Canada’s TD Bank to pay over $20 million to resolve ‘spoofing’ case
2024.09.30 15:57
(Reuters) – Toronto Dominion Bank (NYSE:) is set to pay over $20 million as part of a deal with U.S. authorities to resolve an investigation into a former employee’s fraud trading tactics to manipulate the U.S. Treasuries market.
Canada’s second-largest bank entered into a three-year deferred prosecution agreement, the U.S. Department of Justice said on Monday in a filing with the New Jersey federal court.
The agreement will end the criminal and civil probe, which according to the filing involved “placing hundreds of fraudulent spoof orders amounting to tens of billions of dollars of false supply and demand in the secondary market for U.S. Treasuries” by former trader Jeyakumar Nadarajah.
This comes at a time when the Canadian lender is close to a possible guilty plea to criminal charges that its U.S. retail bank failed to curb money laundering tied to Chinese crime groups and illicit fentanyl sales, the Wall Street Journal reported last week.

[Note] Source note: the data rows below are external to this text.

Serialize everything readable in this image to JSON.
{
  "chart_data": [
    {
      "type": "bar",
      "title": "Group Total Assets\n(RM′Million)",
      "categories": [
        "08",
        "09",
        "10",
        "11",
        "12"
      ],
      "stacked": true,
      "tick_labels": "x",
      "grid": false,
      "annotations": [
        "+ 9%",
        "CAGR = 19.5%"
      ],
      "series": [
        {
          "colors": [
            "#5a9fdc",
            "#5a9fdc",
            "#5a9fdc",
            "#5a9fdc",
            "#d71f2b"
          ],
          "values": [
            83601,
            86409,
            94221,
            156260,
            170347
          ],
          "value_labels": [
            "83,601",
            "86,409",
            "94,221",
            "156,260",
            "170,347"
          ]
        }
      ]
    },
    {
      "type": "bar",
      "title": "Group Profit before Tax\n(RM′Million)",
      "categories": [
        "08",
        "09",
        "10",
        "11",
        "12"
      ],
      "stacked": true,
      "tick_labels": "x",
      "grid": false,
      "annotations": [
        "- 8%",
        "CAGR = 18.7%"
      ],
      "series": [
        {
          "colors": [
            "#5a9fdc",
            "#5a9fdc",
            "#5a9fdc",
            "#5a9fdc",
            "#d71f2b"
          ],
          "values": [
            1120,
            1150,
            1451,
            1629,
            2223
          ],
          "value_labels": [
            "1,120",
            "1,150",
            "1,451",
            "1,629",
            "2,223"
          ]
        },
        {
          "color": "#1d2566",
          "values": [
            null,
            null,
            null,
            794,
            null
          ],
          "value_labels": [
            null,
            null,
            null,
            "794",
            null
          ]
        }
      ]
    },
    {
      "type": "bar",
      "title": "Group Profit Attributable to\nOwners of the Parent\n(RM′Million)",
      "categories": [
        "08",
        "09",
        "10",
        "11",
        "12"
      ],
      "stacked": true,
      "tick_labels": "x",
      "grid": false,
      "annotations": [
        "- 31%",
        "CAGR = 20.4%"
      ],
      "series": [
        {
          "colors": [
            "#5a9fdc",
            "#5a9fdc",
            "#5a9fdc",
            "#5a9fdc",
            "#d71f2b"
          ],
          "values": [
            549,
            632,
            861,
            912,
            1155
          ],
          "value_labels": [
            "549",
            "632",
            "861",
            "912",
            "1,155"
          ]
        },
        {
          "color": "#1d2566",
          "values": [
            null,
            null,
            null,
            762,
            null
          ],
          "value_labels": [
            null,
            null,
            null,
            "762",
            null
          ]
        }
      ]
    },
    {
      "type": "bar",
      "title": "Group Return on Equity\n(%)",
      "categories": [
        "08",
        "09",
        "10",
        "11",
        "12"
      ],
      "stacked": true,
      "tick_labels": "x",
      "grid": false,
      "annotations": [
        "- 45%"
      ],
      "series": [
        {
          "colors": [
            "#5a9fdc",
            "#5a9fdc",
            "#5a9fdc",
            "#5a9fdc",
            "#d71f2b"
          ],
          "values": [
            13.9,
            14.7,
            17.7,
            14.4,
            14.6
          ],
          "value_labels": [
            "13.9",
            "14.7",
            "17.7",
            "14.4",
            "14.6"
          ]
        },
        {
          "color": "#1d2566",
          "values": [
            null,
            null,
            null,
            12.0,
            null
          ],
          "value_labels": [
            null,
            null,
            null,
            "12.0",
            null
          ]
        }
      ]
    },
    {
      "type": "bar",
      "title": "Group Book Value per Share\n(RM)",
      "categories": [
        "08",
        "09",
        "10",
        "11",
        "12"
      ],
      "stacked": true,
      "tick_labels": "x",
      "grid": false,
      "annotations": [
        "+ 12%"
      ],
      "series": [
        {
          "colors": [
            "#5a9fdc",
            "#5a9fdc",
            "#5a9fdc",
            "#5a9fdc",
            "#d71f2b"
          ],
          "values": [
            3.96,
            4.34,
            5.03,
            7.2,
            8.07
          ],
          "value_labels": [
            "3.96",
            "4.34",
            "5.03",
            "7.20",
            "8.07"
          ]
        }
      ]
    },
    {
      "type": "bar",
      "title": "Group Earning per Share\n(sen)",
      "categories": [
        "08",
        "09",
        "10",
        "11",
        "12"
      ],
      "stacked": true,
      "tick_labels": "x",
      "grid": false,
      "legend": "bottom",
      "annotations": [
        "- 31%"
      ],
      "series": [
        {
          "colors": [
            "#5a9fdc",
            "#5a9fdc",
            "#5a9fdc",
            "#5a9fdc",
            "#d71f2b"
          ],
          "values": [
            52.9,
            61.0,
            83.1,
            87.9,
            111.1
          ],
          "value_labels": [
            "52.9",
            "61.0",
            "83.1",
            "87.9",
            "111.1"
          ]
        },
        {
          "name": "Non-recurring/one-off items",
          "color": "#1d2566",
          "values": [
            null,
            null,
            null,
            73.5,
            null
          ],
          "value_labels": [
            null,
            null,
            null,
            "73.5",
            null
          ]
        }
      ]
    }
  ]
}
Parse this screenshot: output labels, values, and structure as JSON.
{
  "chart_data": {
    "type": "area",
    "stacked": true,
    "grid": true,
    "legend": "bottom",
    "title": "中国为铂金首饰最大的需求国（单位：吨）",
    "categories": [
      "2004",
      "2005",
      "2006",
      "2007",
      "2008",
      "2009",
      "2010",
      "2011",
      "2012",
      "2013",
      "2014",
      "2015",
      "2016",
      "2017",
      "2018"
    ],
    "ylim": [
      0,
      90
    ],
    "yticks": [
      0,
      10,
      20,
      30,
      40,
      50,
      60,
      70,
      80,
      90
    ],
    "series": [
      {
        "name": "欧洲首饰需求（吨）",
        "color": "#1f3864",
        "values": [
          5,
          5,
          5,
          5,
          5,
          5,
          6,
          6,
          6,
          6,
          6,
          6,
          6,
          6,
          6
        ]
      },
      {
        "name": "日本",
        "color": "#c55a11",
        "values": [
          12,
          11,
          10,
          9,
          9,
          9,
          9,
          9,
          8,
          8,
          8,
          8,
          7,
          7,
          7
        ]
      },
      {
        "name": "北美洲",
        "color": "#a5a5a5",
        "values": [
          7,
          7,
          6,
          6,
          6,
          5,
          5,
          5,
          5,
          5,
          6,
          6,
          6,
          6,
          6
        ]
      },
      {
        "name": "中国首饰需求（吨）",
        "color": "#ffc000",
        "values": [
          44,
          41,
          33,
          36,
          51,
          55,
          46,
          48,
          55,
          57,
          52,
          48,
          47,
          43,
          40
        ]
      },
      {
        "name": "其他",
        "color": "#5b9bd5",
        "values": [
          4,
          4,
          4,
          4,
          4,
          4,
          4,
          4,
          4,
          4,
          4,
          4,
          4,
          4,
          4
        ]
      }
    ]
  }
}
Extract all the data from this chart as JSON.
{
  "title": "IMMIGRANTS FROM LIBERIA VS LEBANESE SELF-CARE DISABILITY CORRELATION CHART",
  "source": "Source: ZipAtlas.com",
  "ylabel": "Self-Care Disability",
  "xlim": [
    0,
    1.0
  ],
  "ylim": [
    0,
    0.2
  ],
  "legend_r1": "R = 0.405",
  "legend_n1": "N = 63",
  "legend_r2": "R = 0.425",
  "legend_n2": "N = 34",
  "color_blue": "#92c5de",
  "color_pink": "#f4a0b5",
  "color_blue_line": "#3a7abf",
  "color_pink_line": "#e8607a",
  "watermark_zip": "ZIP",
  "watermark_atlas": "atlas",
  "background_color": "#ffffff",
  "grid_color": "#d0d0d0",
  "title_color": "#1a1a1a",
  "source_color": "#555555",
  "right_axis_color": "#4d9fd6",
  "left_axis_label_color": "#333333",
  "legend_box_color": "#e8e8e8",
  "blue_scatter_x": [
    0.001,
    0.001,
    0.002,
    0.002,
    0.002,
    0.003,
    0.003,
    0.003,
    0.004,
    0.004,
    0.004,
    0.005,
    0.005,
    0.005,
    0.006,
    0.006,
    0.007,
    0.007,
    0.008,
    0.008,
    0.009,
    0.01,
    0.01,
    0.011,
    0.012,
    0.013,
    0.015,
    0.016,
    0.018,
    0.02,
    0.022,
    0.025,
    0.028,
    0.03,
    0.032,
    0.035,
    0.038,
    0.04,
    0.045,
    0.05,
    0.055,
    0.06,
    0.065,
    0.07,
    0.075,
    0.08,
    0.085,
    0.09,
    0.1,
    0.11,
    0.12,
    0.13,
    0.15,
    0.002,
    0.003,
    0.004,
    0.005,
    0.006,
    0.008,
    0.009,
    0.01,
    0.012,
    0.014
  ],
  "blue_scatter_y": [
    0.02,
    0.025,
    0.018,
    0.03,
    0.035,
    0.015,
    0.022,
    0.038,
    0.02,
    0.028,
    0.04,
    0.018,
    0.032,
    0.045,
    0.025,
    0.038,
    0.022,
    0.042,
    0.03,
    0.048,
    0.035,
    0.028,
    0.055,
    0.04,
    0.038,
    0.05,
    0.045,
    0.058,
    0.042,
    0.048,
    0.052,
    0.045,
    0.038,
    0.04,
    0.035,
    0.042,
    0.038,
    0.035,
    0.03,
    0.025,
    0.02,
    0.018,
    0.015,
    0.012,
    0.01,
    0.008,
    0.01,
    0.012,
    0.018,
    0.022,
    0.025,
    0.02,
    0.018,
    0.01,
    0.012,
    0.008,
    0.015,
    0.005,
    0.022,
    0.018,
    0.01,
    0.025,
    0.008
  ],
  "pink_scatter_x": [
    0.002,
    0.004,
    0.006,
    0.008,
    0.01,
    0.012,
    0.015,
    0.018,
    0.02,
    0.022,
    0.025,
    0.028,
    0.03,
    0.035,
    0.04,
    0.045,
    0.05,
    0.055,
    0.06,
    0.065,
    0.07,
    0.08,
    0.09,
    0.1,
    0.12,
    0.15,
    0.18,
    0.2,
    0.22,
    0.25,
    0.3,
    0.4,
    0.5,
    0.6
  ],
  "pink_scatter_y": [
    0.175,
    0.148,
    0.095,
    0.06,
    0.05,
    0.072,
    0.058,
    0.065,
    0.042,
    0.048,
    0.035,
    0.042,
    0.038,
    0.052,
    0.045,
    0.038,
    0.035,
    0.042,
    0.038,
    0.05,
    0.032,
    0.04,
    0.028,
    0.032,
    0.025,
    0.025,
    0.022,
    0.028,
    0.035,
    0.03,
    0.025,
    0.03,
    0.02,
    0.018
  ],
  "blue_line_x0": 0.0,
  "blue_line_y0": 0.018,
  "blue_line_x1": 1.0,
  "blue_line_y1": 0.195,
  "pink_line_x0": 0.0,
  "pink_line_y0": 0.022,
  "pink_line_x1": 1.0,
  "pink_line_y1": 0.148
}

The bank will pay a $12.5 million criminal penalty to resolve civil investigations by the U.S. Securities and Exchange Commission and the Financial Industry Regulatory Authority.
This comes on top of an approximately $9.5 million criminal penalty related to the agreement. The bank has also agreed to pay $4.7 million in victim compensation and $1.4 million in forfeiture.